Saying that I'm doing pretty good I think... But then again I'm still in the stages that I've always managed to do in the past. I'm only on day 2 of my 30 day challenge. Days 1 and 2 were suppose to be for thinking about what I wanted to write about and asking others what they'd like to read about. Well, I thought about what I wanted to write about and I asked others. I wasn't expecting much feedback, I did get some and I'm very grateful to the people who decided to do that for me. I chose what I'm going to write about and I started my outline this morning. I'm not sure if I should put on here what it's about, I guess I'll figure that out later. I almost feel like that would be jinxing myself somehow.

I'm scared.

Okay, so I was writing my outline and Googled how to get published and scared the crap out of myself because I realized that I have no idea how to take that next step. Yes, I theoretically knew... and I thought I did know. I had a friend who did it. But guess what, I'm not friends with her anymore and she was my only link into the writing world. So, yes I scared myself. I started to hyperventilate thinking this is a huge waste of my time. I'll finish a book for the first time in my life and then have nothing to do with it.
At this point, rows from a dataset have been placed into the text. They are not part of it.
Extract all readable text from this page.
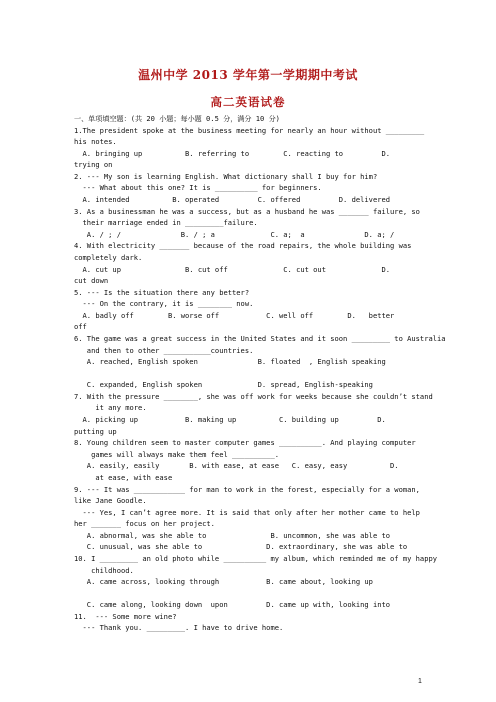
温州中学 2013 学年第一学期期中考试
高二英语试卷
一、单项填空题：(共 20 小题；每小题 0.5 分，满分 10 分)
1.The president spoke at the business meeting for nearly an hour without _________
his notes.
A. bringing up          B. referring to        C. reacting to         D.
trying on
2. --- My son is learning English. What dictionary shall I buy for him?
--- What about this one? It is __________ for beginners.
A. intended          B. operated         C. offered         D. delivered
3. As a businessman he was a success, but as a husband he was _______ failure, so
their marriage ended in _________failure.
A. / ; /              B. / ; a             C. a;  a              D. a; /
4. With electricity _______ because of the road repairs, the whole building was
completely dark.
A. cut up               B. cut off             C. cut out             D.
cut down
5. --- Is the situation there any better?
--- On the contrary, it is ________ now.
A. badly off        B. worse off           C. well off        D.   better
off
6. The game was a great success in the United States and it soon _________ to Australia
and then to other ___________countries.
A. reached, English spoken              B. floated  , English speaking
C. expanded, English spoken             D. spread, English-speaking
7. With the pressure ________, she was off work for weeks because she couldn’t stand
it any more.
A. picking up           B. making up          C. building up         D.
putting up
8. Young children seem to master computer games __________. And playing computer
games will always make them feel __________.
A. easily, easily       B. with ease, at ease   C. easy, easy          D.
at ease, with ease
9. --- It was ____________ for man to work in the forest, especially for a woman,
like Jane Goodle.
--- Yes, I can’t agree more. It is said that only after her mother came to help
her _______ focus on her project.
A. abnormal, was she able to               B. uncommon, she was able to
C. unusual, was she able to               D. extraordinary, she was able to
10. I _________ an old photo while __________ my album, which reminded me of my happy
childhood.
A. came across, looking through           B. came about, looking up
C. came along, looking down  upon         D. came up with, looking into
11.  --- Some more wine?
--- Thank you. _________. I have to drive home.
1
Then I realized that I was as usual putting the cart before the horse (a saying I'm totally stealing from my boyfriend). I've got an outline. Yes, a lot of people plan who they're going to publish with and make all those other decisions before they start a book. They want to take sure that there is interest in this book that they plan to write. Well, you know what? I just want to finish it. I don't care if no one wants to buy it. Well, I do care a little. But I'll be very proud of myself if I manage this massive accomplishment.

When I finish this book I'll figure the rest out. I'll find an editor. I'll find a publisher. If it's good, it'll happen. If it sucks then I'll learn an important lesson. Maybe that lesson will be that I really am not meant to be a writer. Maybe it is just a crazy dream, much like the dreams of millions of people.


I guess in 30 days we'll find out huh?